Mayor Eric Adams’s outlandish comments during an interfaith breakfast Tuesday criticizing the nation’s constitutionally mandated separation of church and state were playing with fire.
“Don’t tell me about no separation of church and state. State is the body, church is the heart,” Adams said during Tuesday’s event. “You take the heart out of the body, the body dies.”
The mayor also asserted, “When we took prayers out of schools, guns came into schools.”
Adams made these statements after his chief advisor Ingrid Lewis-Martin introduced him at the breakfast by saying that the Adams administration “doesn’t believe” in the separation of church and state.
Let’s be clear: Religion is a fundamental part of millions of New Yorkers’ lives and faith has played a crucial role in many of our nation’s achievements, including the Civil Rights Movement. That’s why freedom of religion is so important.
But we are a nation and a city filled with people of many faiths and no faith. If government is going to represent all of us, it can’t favor any religious belief over another. That includes non-belief.
It isn’t like Adams should need to be reminded of what the First Amendment requires. He has sworn to uphold the Constitution more than once, first as a police officer, later as a state senator, and then last year upon becoming mayor. The very opening passage of the Bill of Rights makes clear that in matters of religion, the government must remain a neutral non-participant.
The dangers of the government favoring religion are not theoretical. When the government prefers one religion over another, it undermines the religious freedom of all of us. There are numerous examples from our city’s recent history alone when public officials or institutions have discriminated against New Yorkers because of their faith, or tried to use government power to advance religious causes. Here are two that stand out.
In 1999, then-Mayor Rudy Giuliani tried to shut down the Brooklyn Museum over the “Sensation” exhibition, which featured a painting depicting the Virgin Mary in a way that offended the mayor’s religious sensibilities.
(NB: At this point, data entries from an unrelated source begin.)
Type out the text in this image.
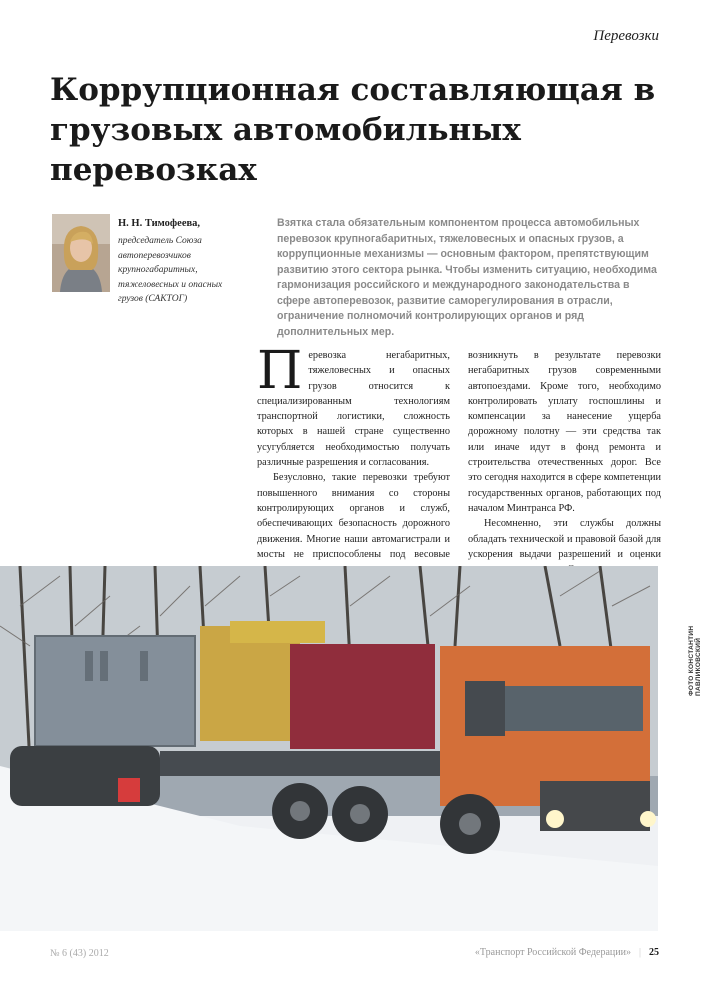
Перевозки
Коррупционная составляющая в грузовых автомобильных перевозках
Н. Н. Тимофеева,
председатель Союза автоперевозчиков крупногабаритных, тяжеловесных и опасных грузов (САКТОГ)
Взятка стала обязательным компонентом процесса автомобильных перевозок крупногабаритных, тяжеловесных и опасных грузов, а коррупционные механизмы — основным фактором, препятствующим развитию этого сектора рынка. Чтобы изменить ситуацию, необходима гармонизация российского и международного законодательства в сфере автоперевозок, развитие саморегулирования в отрасли, ограничение полномочий контролирующих органов и ряд дополнительных мер.

Перевозка негабаритных, тяжеловесных и опасных грузов относится к специализированным технологиям транспортной логистики, сложность которых в нашей стране существенно усугубляется необходимостью получать различные разрешения и согласования.

Безусловно, такие перевозки требуют повышенного внимания со стороны контролирующих органов и служб, обеспечивающих безопасность дорожного движения. Многие наши автомагистрали и мосты не приспособлены под весовые

возникнуть в результате перевозки негабаритных грузов современными автопоездами. Кроме того, необходимо контролировать уплату госпошлины и компенсации за нанесение ущерба дорожному полотну — эти средства так или иначе идут в фонд ремонта и строительства отечественных дорог. Все это сегодня находится в сфере компетенции государственных органов, работающих под началом Минтранса РФ.

Несомненно, эти службы должны обладать технической и правовой базой для ускорения выдачи разрешений и оценки

ФОТО КОНСТАНТИН ПАВЛИКОВСКИЙ
№ 6 (43) 2012	«Транспорт Российской Федерации» | 25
Giuliani tried to pull city funding from the museum and terminate its city-issued lease, but he lost his case in court.
We at the NYCLU argued, in a brief in support of the museum, that Giuliani flagrantly violated the well-established First Amendment prohibition against viewpoint discrimination.
Then, a little over a decade ago, the Associated Press broke the news that, since at least 2002, the NYPD’s Intelligence Division had engaged in the religious profiling and suspicionless surveillance of Muslims in New York City and beyond. The unit singled out Muslim religious and community leaders, mosques, student associations, organizations, and businesses for pervasive, discriminatory surveillance that was exclusively focused on Muslims.
The NYCLU successfully sued the police department over these disturbing and illegal practices. The lawsuit resulted in the creation of a position for an independent civilian representative in the NYPD who now acts as a check against surveillance abuses.
In addition to our recent past, there is, of course, a much longer story to tell, stretching back to colonial New York, in which Catholics were denied religious and civil rights. And so on.
Adams’s team is now claiming that those New Yorkers expressing concern over his comments are distorting his meaning—that he was making a point about what animates his leadership.
But, without even considering what goes on in theocracies around the world, our city’s history alone shows why Adams is playing a dangerous game by casually dismissing the well-established partition between religion and public policy.
On matters of faith, Mayor Adams is entitled to his own beliefs. On the Constitution, he must uphold his oath.